UNPUBLISHED
UNITED STATES COURT OF APPEALS
FOR THE FOURTH CIRCUIT
No. 12-4598
UNITED STATES OF AMERICA,
Plaintiff - Appellee,
v.
ERNEST ELI COOK, III,
Defendant - Appellant.
Appeal from the United States District Court for the Middle
District of North Carolina, at Greensboro. Catherine C. Eagles,
District Judge. (1:10-cr-00433-CCE-1)
Submitted: January 18, 2013 Decided: February 14, 2013
Before NIEMEYER, DAVIS, and KEENAN, Circuit Judges.
Affirmed by unpublished per curiam opinion.
Louis C. Allen III, Federal Public Defender, William S.
Trivette, Assistant Federal Public Defender, Greensboro, North
Carolina, for Appellant. Anand P. Ramaswamy, Assistant United
States Attorney, Greensboro, North Carolina, for Appellee.
Unpublished opinions are not binding precedent in this circuit.
PER CURIAM:
Ernest Eli Cook, III, appeals his sentence of seventy-
eight months of imprisonment imposed on remand for possessing a
firearm as a convicted felon, in violation of 18 U.S.C.
§ 922(g)(1) (2006). Cook’s counsel has filed a brief in
accordance with Anders v. California, 386 U.S. 738 (1967),
certifying that there are no meritorious issues for appeal but
questioning whether Cook’s sentence is greater than necessary to
achieve the sentencing goals of 18 U.S.C. § 3553(a) (2006).
Cook’s supplemental pro se brief challenges the two-level
increase in his offense level pursuant to U.S. Sentencing
Guidelines Manual “USSG” § 2K2.1(b)(4)(A) (2010) and the
determination of his Criminal History Category. We affirm.
We review Cook’s sentence for reasonableness, using an
abuse of discretion standard. Gall v. United States, 552 U.S.
38, 51 (2007). We must first review for significant procedural
errors, including improperly calculating the Guidelines range,
failing to consider the 18 U.S.C. § 3553(a) (2006) factors,
sentencing under clearly erroneous facts, or failing to
adequately explain the sentence. Id. at 51; United States v.

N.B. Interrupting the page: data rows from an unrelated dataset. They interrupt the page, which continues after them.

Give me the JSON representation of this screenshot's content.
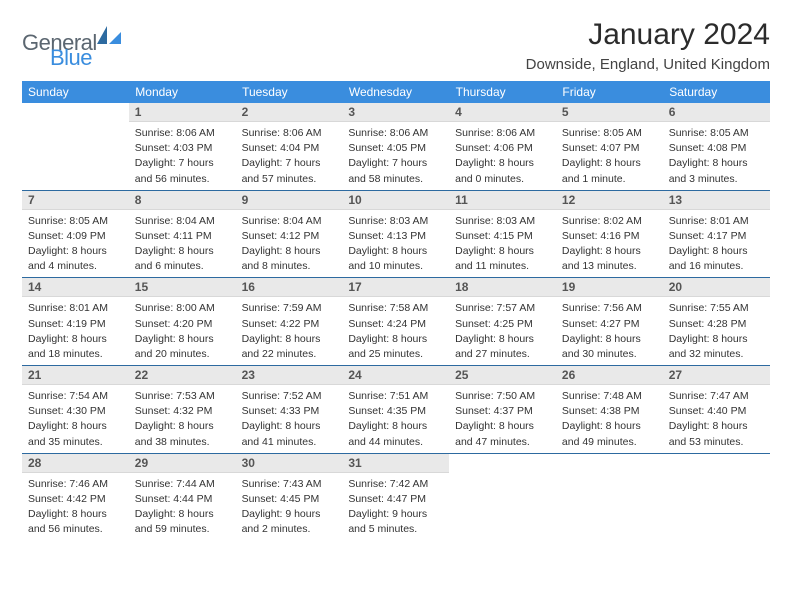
{
  "logo": {
    "text1": "General",
    "text2": "Blue",
    "gray": "#5b6670",
    "blue": "#3a8dde"
  },
  "title": "January 2024",
  "location": "Downside, England, United Kingdom",
  "colors": {
    "header_bg": "#3a8dde",
    "header_text": "#ffffff",
    "daynum_bg": "#e9e9e9",
    "divider": "#2d6aa0",
    "body_text": "#333333"
  },
  "weekdays": [
    "Sunday",
    "Monday",
    "Tuesday",
    "Wednesday",
    "Thursday",
    "Friday",
    "Saturday"
  ],
  "weeks": [
    [
      null,
      {
        "n": "1",
        "sr": "Sunrise: 8:06 AM",
        "ss": "Sunset: 4:03 PM",
        "d1": "Daylight: 7 hours",
        "d2": "and 56 minutes."
      },
      {
        "n": "2",
        "sr": "Sunrise: 8:06 AM",
        "ss": "Sunset: 4:04 PM",
        "d1": "Daylight: 7 hours",
        "d2": "and 57 minutes."
      },
      {
        "n": "3",
        "sr": "Sunrise: 8:06 AM",
        "ss": "Sunset: 4:05 PM",
        "d1": "Daylight: 7 hours",
        "d2": "and 58 minutes."
      },
      {
        "n": "4",
        "sr": "Sunrise: 8:06 AM",
        "ss": "Sunset: 4:06 PM",
        "d1": "Daylight: 8 hours",
        "d2": "and 0 minutes."
      },
      {
        "n": "5",
        "sr": "Sunrise: 8:05 AM",
        "ss": "Sunset: 4:07 PM",
        "d1": "Daylight: 8 hours",
        "d2": "and 1 minute."
      },
      {
        "n": "6",
        "sr": "Sunrise: 8:05 AM",
        "ss": "Sunset: 4:08 PM",
        "d1": "Daylight: 8 hours",
        "d2": "and 3 minutes."
      }
    ],
    [
      {
        "n": "7",
        "sr": "Sunrise: 8:05 AM",
        "ss": "Sunset: 4:09 PM",
        "d1": "Daylight: 8 hours",
        "d2": "and 4 minutes."
      },
      {
        "n": "8",
        "sr": "Sunrise: 8:04 AM",
        "ss": "Sunset: 4:11 PM",
        "d1": "Daylight: 8 hours",
        "d2": "and 6 minutes."
      },
      {
        "n": "9",
        "sr": "Sunrise: 8:04 AM",
        "ss": "Sunset: 4:12 PM",
        "d1": "Daylight: 8 hours",
        "d2": "and 8 minutes."
      },
      {
        "n": "10",
        "sr": "Sunrise: 8:03 AM",
        "ss": "Sunset: 4:13 PM",
        "d1": "Daylight: 8 hours",
        "d2": "and 10 minutes."
      },
      {
        "n": "11",
        "sr": "Sunrise: 8:03 AM",
        "ss": "Sunset: 4:15 PM",
        "d1": "Daylight: 8 hours",
        "d2": "and 11 minutes."
      },
      {
        "n": "12",
        "sr": "Sunrise: 8:02 AM",
        "ss": "Sunset: 4:16 PM",
        "d1": "Daylight: 8 hours",
        "d2": "and 13 minutes."
      },
      {
        "n": "13",
        "sr": "Sunrise: 8:01 AM",
        "ss": "Sunset: 4:17 PM",
        "d1": "Daylight: 8 hours",
        "d2": "and 16 minutes."
      }
    ],
    [
      {
        "n": "14",
        "sr": "Sunrise: 8:01 AM",
        "ss": "Sunset: 4:19 PM",
        "d1": "Daylight: 8 hours",
        "d2": "and 18 minutes."
      },
      {
        "n": "15",
        "sr": "Sunrise: 8:00 AM",
        "ss": "Sunset: 4:20 PM",
        "d1": "Daylight: 8 hours",
        "d2": "and 20 minutes."
      },
      {
        "n": "16",
        "sr": "Sunrise: 7:59 AM",
        "ss": "Sunset: 4:22 PM",
        "d1": "Daylight: 8 hours",
        "d2": "and 22 minutes."
      },
      {
        "n": "17",
        "sr": "Sunrise: 7:58 AM",
        "ss": "Sunset: 4:24 PM",
        "d1": "Daylight: 8 hours",
        "d2": "and 25 minutes."
      },
      {
        "n": "18",
        "sr": "Sunrise: 7:57 AM",
        "ss": "Sunset: 4:25 PM",
        "d1": "Daylight: 8 hours",
        "d2": "and 27 minutes."
      },
      {
        "n": "19",
        "sr": "Sunrise: 7:56 AM",
        "ss": "Sunset: 4:27 PM",
        "d1": "Daylight: 8 hours",
        "d2": "and 30 minutes."
      },
      {
        "n": "20",
        "sr": "Sunrise: 7:55 AM",
        "ss": "Sunset: 4:28 PM",
        "d1": "Daylight: 8 hours",
        "d2": "and 32 minutes."
      }
    ],
    [
      {
        "n": "21",
        "sr": "Sunrise: 7:54 AM",
        "ss": "Sunset: 4:30 PM",
        "d1": "Daylight: 8 hours",
        "d2": "and 35 minutes."
      },
      {
        "n": "22",
        "sr": "Sunrise: 7:53 AM",
        "ss": "Sunset: 4:32 PM",
        "d1": "Daylight: 8 hours",
        "d2": "and 38 minutes."
      },
      {
        "n": "23",
        "sr": "Sunrise: 7:52 AM",
        "ss": "Sunset: 4:33 PM",
        "d1": "Daylight: 8 hours",
        "d2": "and 41 minutes."
      },
      {
        "n": "24",
        "sr": "Sunrise: 7:51 AM",
        "ss": "Sunset: 4:35 PM",
        "d1": "Daylight: 8 hours",
        "d2": "and 44 minutes."
      },
      {
        "n": "25",
        "sr": "Sunrise: 7:50 AM",
        "ss": "Sunset: 4:37 PM",
        "d1": "Daylight: 8 hours",
        "d2": "and 47 minutes."
      },
      {
        "n": "26",
        "sr": "Sunrise: 7:48 AM",
        "ss": "Sunset: 4:38 PM",
        "d1": "Daylight: 8 hours",
        "d2": "and 49 minutes."
      },
      {
        "n": "27",
        "sr": "Sunrise: 7:47 AM",
        "ss": "Sunset: 4:40 PM",
        "d1": "Daylight: 8 hours",
        "d2": "and 53 minutes."
      }
    ],
    [
      {
        "n": "28",
        "sr": "Sunrise: 7:46 AM",
        "ss": "Sunset: 4:42 PM",
        "d1": "Daylight: 8 hours",
        "d2": "and 56 minutes."
      },
      {
        "n": "29",
        "sr": "Sunrise: 7:44 AM",
        "ss": "Sunset: 4:44 PM",
        "d1": "Daylight: 8 hours",
        "d2": "and 59 minutes."
      },
      {
        "n": "30",
        "sr": "Sunrise: 7:43 AM",
        "ss": "Sunset: 4:45 PM",
        "d1": "Daylight: 9 hours",
        "d2": "and 2 minutes."
      },
      {
        "n": "31",
        "sr": "Sunrise: 7:42 AM",
        "ss": "Sunset: 4:47 PM",
        "d1": "Daylight: 9 hours",
        "d2": "and 5 minutes."
      },
      null,
      null,
      null
    ]
  ]
}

Evans, 526 F.3d 155, 161 (4th Cir. 2008). Only if we find a
sentence procedurally reasonable may we consider its substantive
reasonableness. United States v. Carter, 564 F.3d 325, 328 (4th
Cir. 2009).
2
First, Cook has at least one predicate felony
conviction for a crime of violence, a North Carolina conviction
for robbery with a dangerous weapon. United States v. White,
571 F.3d 365, 371 n.5 (4th Cir. 2009). Accordingly, under USSG
§ 2K2.1(a)(4) (2010), Cook was correctly assigned a base offense
level of twenty. Because the firearm he was convicted of
possessing was in fact stolen, his offense level was properly
increased by two levels, regardless of whether Cook knew the
weapon was stolen. See United States v. Taylor, 659 F.3d 339,
343-44 (4th Cir.) (upholding validity of USSG § 2K2.1(b)(4)(A)
enhancement despite the fact that it lacks a mens rea
requirement), cert. denied, 132 S. Ct. 1817 (2012). Cook was
also properly placed in Criminal History Category IV, resulting
in a sentencing range of sixty-three to seventy-eight months.
The district court also clearly explained its reasoning, which
was properly grounded in the factors set forth in 18 U.S.C.
§ 3553(a). We accordingly conclude that the sentence is
procedurally reasonable.
Cook has also failed to rebut the presumption of
reasonableness we afford his within-Guidelines sentence. United
States v. Powell, 650 F.3d 388, 395 (4th Cir.), cert. denied,
132 S. Ct. 350 (2011). The district court fully considered
Cook’s request that at least a portion of Cook’s sentence run
concurrently with his then undischarged state term of
3
imprisonment and ordered that nineteen months of his sentence
would run concurrently. USSG § 5G1.3(c) (2010) (policy
statement). Accordingly, we conclude that Cook’s sentence is
substantively reasonable, as well.
In accordance with Anders, we have reviewed the entire
record and have found no other meritorious issues for appeal.
We therefore affirm Cook’s sentence. This court requires that
counsel inform Cook, in writing, of his right to petition the
Supreme Court of the United States for further review. If Cook
requests that a petition be filed, but counsel believes that
such a petition would be frivolous, counsel may move in this
court for leave to withdraw from representation. Counsel’s
motion must state that a copy thereof was served on Cook. We
dispense with oral argument because the facts and legal
contentions are adequately presented in the materials before
this court and argument would not aid the decisional process.